The question then which would inevitable [sic.] arise upon this is, What religion is it whose works of religion only shall be excepted? That question would have to be answered. It would have to be answered by the United States courts or by Congress. But whenever, or by whichever, it shall be answered, when it is answered, that moment you have an established religiona union of Church and State. You cannot go back if you take the first step. The last step is in the first one, and we beg of you, gentlemen of the committed, and of these men themselves, for their own sakes as well as ours, do not take the first step.

We all know that the most wickedly cruel and most mercilessly inconsiderate of all governments is that in which the ecclesiastics control the civil power. And how are you going to escape it under such laws as here proposed? Who is to enforce these Sunday laws? Who, indeed, but those who are working for them? Certainly those who are opposed to them, or indifferent about them, will not enforce them. Who then are they who are working for the enactment of these laws? Who organize the conventions and count out the opposite votes? Who appeared here before your committee to argue in favor of it? Who, indeed, but the Church managers? for you saw how summarily the Knights of Labor part of the delegation was squelched.

Well, then, if it is the Church which secures the enactment of the law, it will be the Church that will have to see to the enforcement of the law. In order to do this she will have to have police and courts which will do her bidding. This is her great difficulty now. There is now no lack of Sunday laws, either in the States or the Territories, but the laws are not enforced. In order to get executives and police and courts who will enforce the law to her satisfaction, the Church will have to elect them. Then, as said Mr. Crafts in this city the other day, they will form “Law and Order Leagues to enforce” the Sunday laws. Here then is the system: The Church combines to get the law enacted; the Church secures the election of officers who will do her bidding; the Church forms “Law and Order Leagues” to make sure that the officers do her bidding and enforce the law. Where, then, will the State appear, but in the subordinate position to formulate and execute the will of the Church? Then you have the Church above the State, the ecclesiastical superior to the civil power. This is just what is in this national Sunday-law movement; and this is what will certainly come out of it. It is inherent there.
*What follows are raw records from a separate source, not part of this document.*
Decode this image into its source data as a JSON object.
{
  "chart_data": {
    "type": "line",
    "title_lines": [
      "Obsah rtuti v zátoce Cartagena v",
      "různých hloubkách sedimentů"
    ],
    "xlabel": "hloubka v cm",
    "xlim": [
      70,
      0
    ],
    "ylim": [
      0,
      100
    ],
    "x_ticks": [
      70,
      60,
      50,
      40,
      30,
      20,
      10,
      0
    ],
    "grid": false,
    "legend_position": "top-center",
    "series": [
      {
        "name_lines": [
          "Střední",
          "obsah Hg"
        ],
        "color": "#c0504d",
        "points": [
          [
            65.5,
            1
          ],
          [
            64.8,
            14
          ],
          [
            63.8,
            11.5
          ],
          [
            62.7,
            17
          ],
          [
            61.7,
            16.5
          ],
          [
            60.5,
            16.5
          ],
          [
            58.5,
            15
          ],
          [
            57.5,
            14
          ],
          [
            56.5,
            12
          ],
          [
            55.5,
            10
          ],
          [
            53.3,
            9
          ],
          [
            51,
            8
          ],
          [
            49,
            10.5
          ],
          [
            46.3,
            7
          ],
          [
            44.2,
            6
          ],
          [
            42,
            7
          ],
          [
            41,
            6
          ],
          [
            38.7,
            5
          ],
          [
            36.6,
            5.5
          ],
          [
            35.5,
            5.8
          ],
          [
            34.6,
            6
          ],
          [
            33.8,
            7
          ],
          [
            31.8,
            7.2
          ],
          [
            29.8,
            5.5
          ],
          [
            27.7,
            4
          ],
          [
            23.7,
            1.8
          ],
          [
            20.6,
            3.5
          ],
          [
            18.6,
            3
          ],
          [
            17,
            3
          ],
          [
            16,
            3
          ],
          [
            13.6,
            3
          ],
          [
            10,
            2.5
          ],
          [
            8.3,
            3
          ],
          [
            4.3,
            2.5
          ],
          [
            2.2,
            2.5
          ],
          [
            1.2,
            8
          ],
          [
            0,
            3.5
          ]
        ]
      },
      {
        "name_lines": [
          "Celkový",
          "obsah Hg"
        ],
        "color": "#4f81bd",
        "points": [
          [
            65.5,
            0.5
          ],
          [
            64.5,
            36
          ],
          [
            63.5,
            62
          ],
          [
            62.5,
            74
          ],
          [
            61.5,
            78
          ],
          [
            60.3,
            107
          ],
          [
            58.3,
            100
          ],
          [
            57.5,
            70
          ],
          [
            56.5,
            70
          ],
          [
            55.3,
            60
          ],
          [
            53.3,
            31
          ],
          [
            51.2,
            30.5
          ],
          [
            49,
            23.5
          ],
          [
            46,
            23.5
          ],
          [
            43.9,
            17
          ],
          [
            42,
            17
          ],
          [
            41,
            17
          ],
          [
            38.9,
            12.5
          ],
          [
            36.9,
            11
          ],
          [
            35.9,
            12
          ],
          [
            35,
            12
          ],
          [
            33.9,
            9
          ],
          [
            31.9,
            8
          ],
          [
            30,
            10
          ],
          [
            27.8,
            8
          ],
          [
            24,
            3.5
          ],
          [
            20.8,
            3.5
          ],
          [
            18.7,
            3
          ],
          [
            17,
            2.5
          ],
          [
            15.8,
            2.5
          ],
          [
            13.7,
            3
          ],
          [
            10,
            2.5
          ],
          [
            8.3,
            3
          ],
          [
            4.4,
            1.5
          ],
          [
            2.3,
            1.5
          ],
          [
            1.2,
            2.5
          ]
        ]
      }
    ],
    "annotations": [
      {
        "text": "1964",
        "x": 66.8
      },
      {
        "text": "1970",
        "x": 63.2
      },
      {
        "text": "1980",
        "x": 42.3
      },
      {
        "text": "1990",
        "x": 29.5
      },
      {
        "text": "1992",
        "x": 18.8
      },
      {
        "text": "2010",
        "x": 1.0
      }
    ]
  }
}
But when George III. undertook to make the military superior to the civil power, our liberty-loving fathers declared it tyranny and avowed such things should not be in this land. And now when a movement reaches the national capitol which bears in itself an attempt to make the ecclesiastical superior to the civil power, it is time for the America people to declare that this is tyranny also, and resolve that no such thing shall be in this land. That attempt one hundred and fourteen years ago grew out of the “divine right of kings” to govern, and the doctrine that governments do not derive their just powers from the consent of the governed. This attempt now grows out of the divine right of the ecclesiastics to govern, and likewise that governments do not drive their just powers from the consent of the governed. The president of the American Sabbath Union, which is the originator of this national Sunday-law scheme, has definitely declared in so many words that “governments do not derive, their just powers from the consent of the governed;” and one of the secretaries of an auxiliary union has as definitely stated that “this movement is an effort to change that feature of our fundamental law.”

Gentlemen, when such doctrines as these are openly avowed, and when such an attempt as this is made by those who avow them, to embody them in national law, it is time for all the people to declare, as the Seventh-day Adventists decidedly do, that this nation is, and of right ought to be, FREE AND INDEPENDENT OF ALL ECCLESIAMSTICAL OR RELIGIOUS CONNECTION, INTERFERENCE, OR CONTROL.